Im Juni 2007 gelangten erste Videos einer weiterentwickelten und vergrößerten Heron-Version mit dem Namen Heron TP an die Öffentlichkeit, die von den israelischen Streitkräften Eitan genannt wird. Der Erstflug soll am 15. Juli 2006 in Israel erfolgt sein. Am 21. Februar 2010 wurde die erste Maschine von den Israelischen Luftstreitkräften in Dienst gestellt.[1]
Wie die Heron 1 ist die Heron TP ein Schulterdecker mit langer Streckung und fehlender Pfeilung, mit Doppelleitwerksträger und Schubpropeller in Pusher-Konfiguration. Mit 26 m Spannweite, 14 m Länge, bis zu 5670 kg Abflugmasse und 2700 kg Nutzlast ist sie jedoch deutlich größer als die Heron 1 und wird auch nicht wie diese von einem Kolbenmotor, sondern von einem 883 kW (1200 PS) starken Turboprop-Triebwerk Pratt & Whitney Canada PT6 angetrieben. Daher stammt auch der Namenszusatz TP (für Turboprop). Die maximale Flugzeit wird vom Hersteller mit über 30 Stunden angegeben. Die Drohne ist allwetterflugfähig.[2]
In die Heron TP kann aufgrund der hohen möglichen Zuladung eine Vielzahl von Sensoren integriert werden. Dazu zählen elektro-optische Sensoreinheiten mit Kameras für das sichtbare Lichtspektrum und Wärmebild, Laserentfernungsmesser/Lasermarkierer, Synthetic Aperture Radar, Seeüberwachungsradar sowie Sensorik für Fernmelde- und Elektronische Aufklärung und Elektronischen Kampf.[2]
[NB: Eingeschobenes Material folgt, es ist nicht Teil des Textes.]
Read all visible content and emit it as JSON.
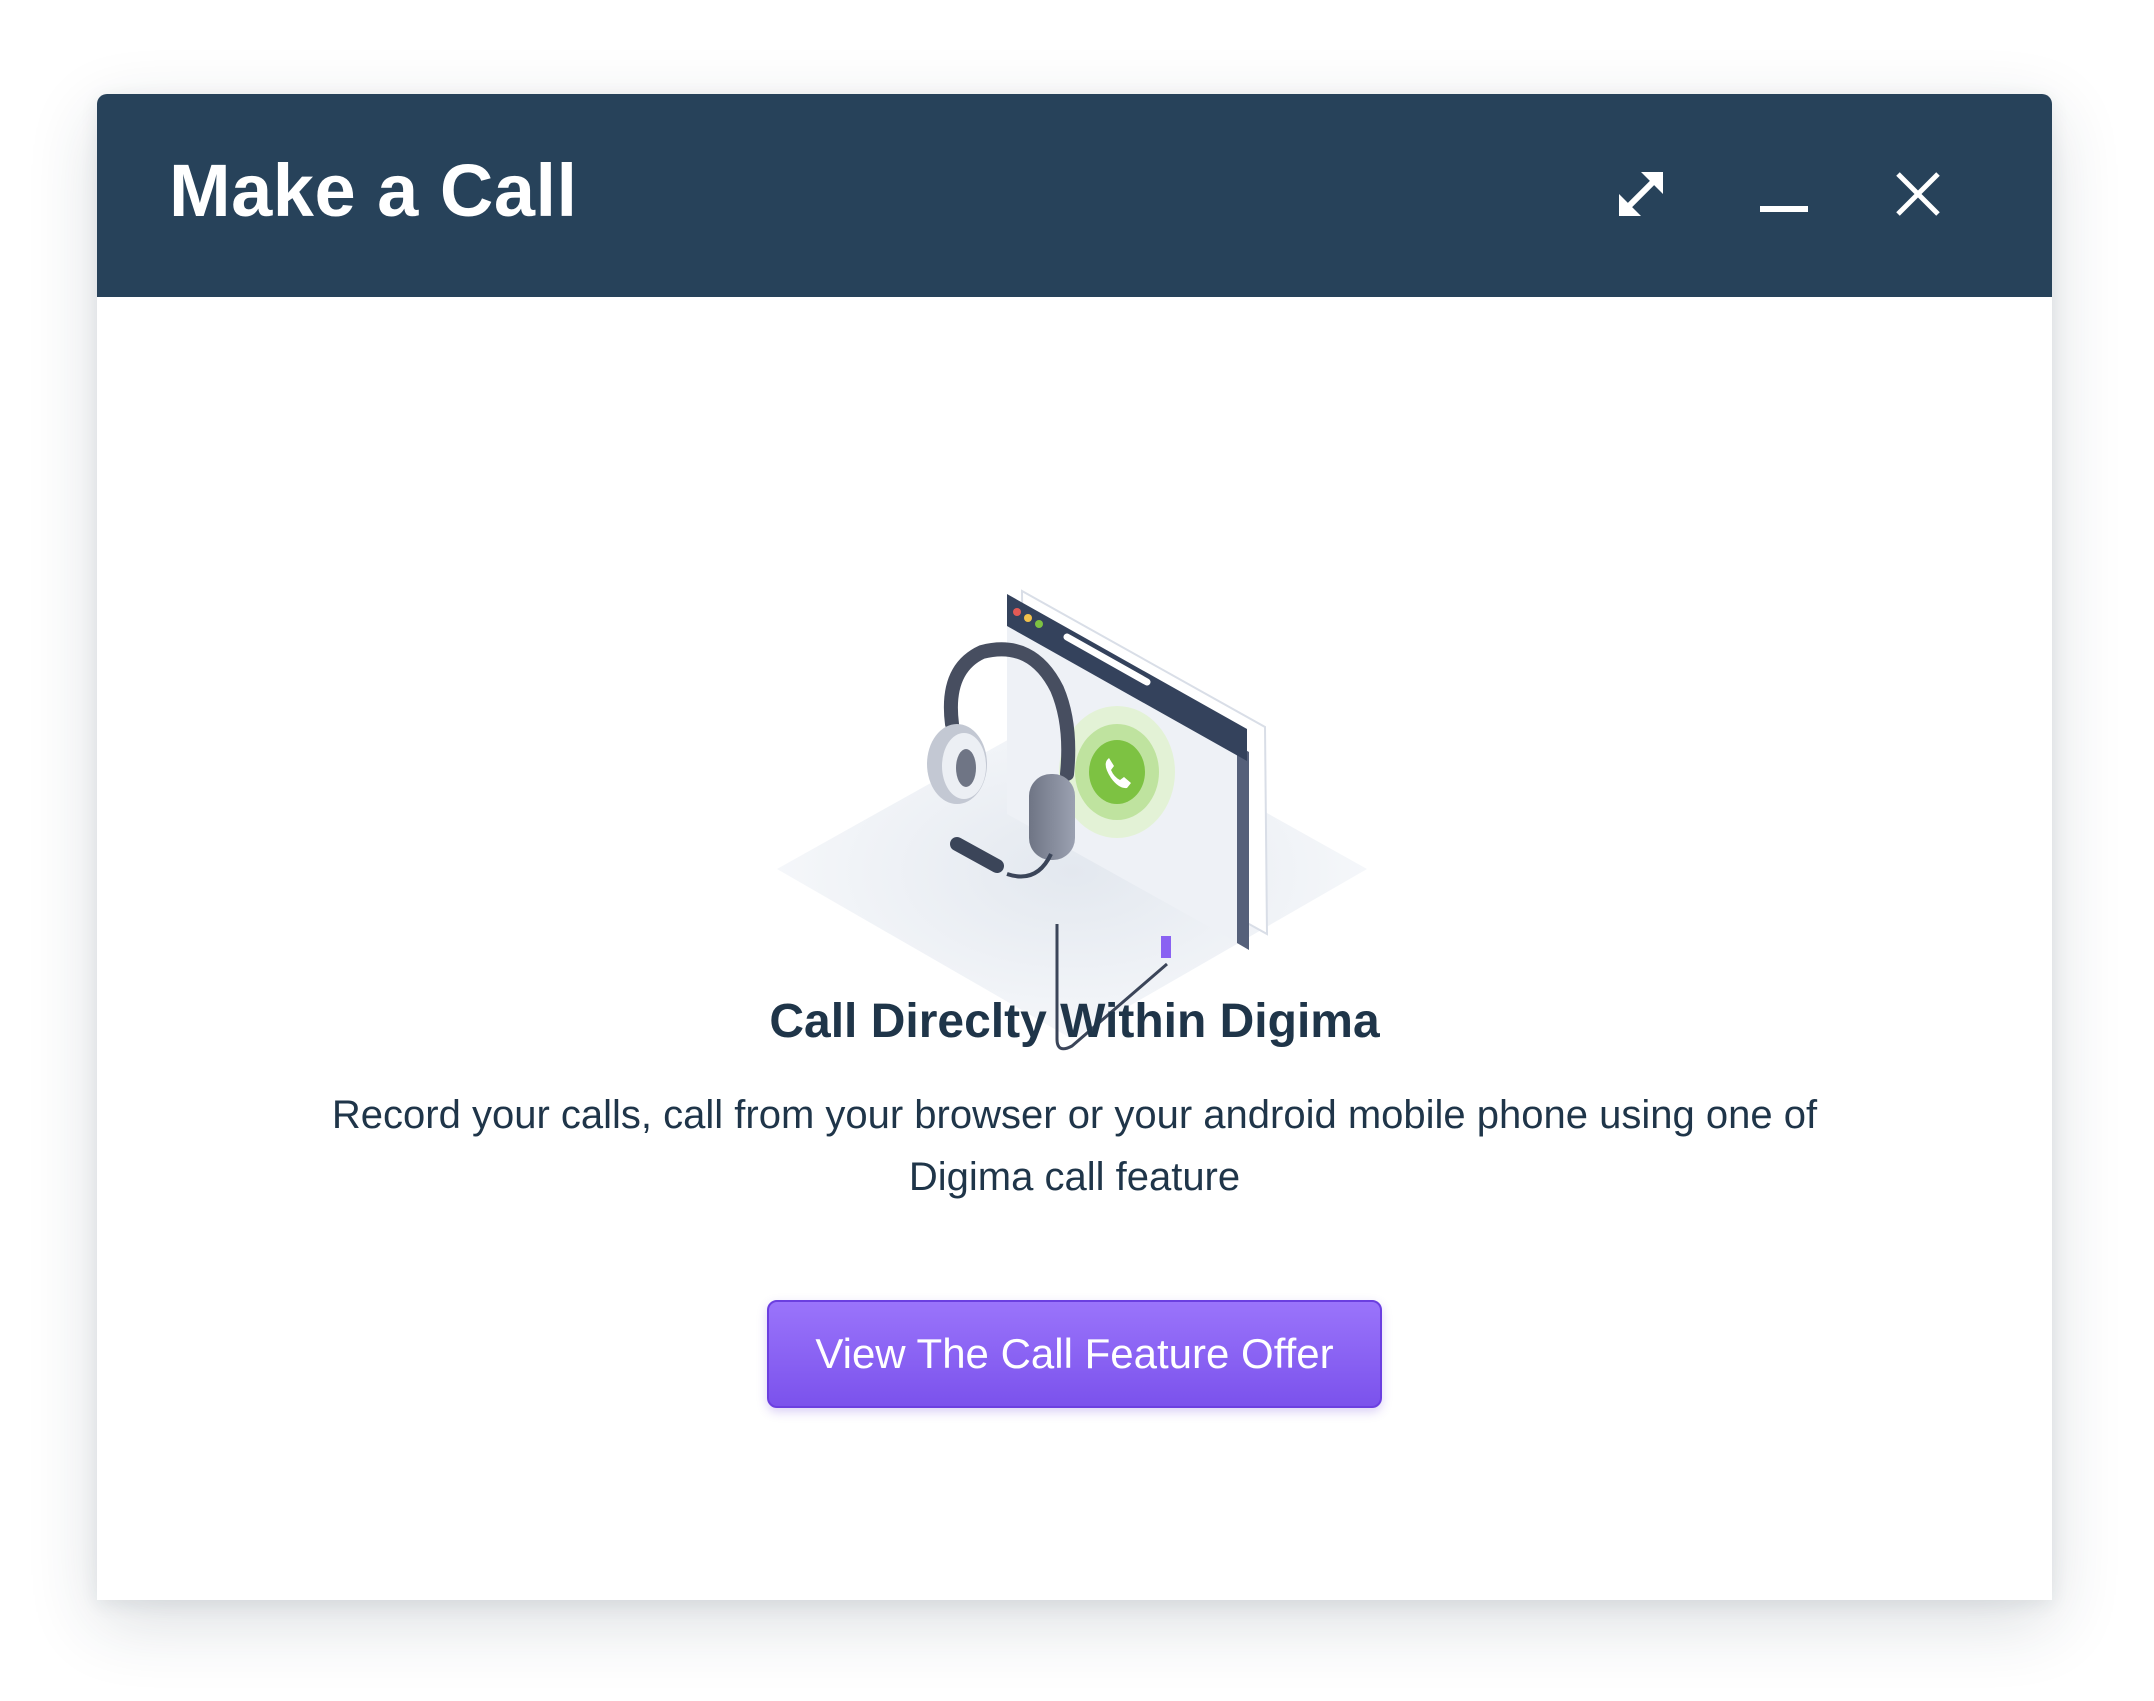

Die Möglichkeiten zur Bewaffnung der Heron TP werden grundsätzlich geheim gehalten.[3] Bekannt wurde die Bewaffnungsoption der Drohnen mit der Luft-Boden-Rakete Whip Shot des israelischen Herstellers IMI. Dabei handelt es sich um einen vergleichsweise günstigen Lenkflugkörper mit 15 Kilogramm Gewicht, bei dem nach dem Abschuss u. a. noch der Angriff abgebrochen sowie der Explosionsradius skaliert werden kann.[4][5] Auch andere Bewaffnungsmöglichkeiten sind jedoch denkbar.[6]
Im Februar 2010 stellten die Israelischen Luftstreitkräfte die erste Eitan in Dienst. Dort waren 2018 etwa 10 bis 15 Maschinen im Einsatz.[7] Am 29. Januar 2012 stürzte nahe einem Stützpunkt südlich von Tel Aviv eine Eitan ab. Grund hierfür war der Abbruch eines Flügels während des Fluges.[8]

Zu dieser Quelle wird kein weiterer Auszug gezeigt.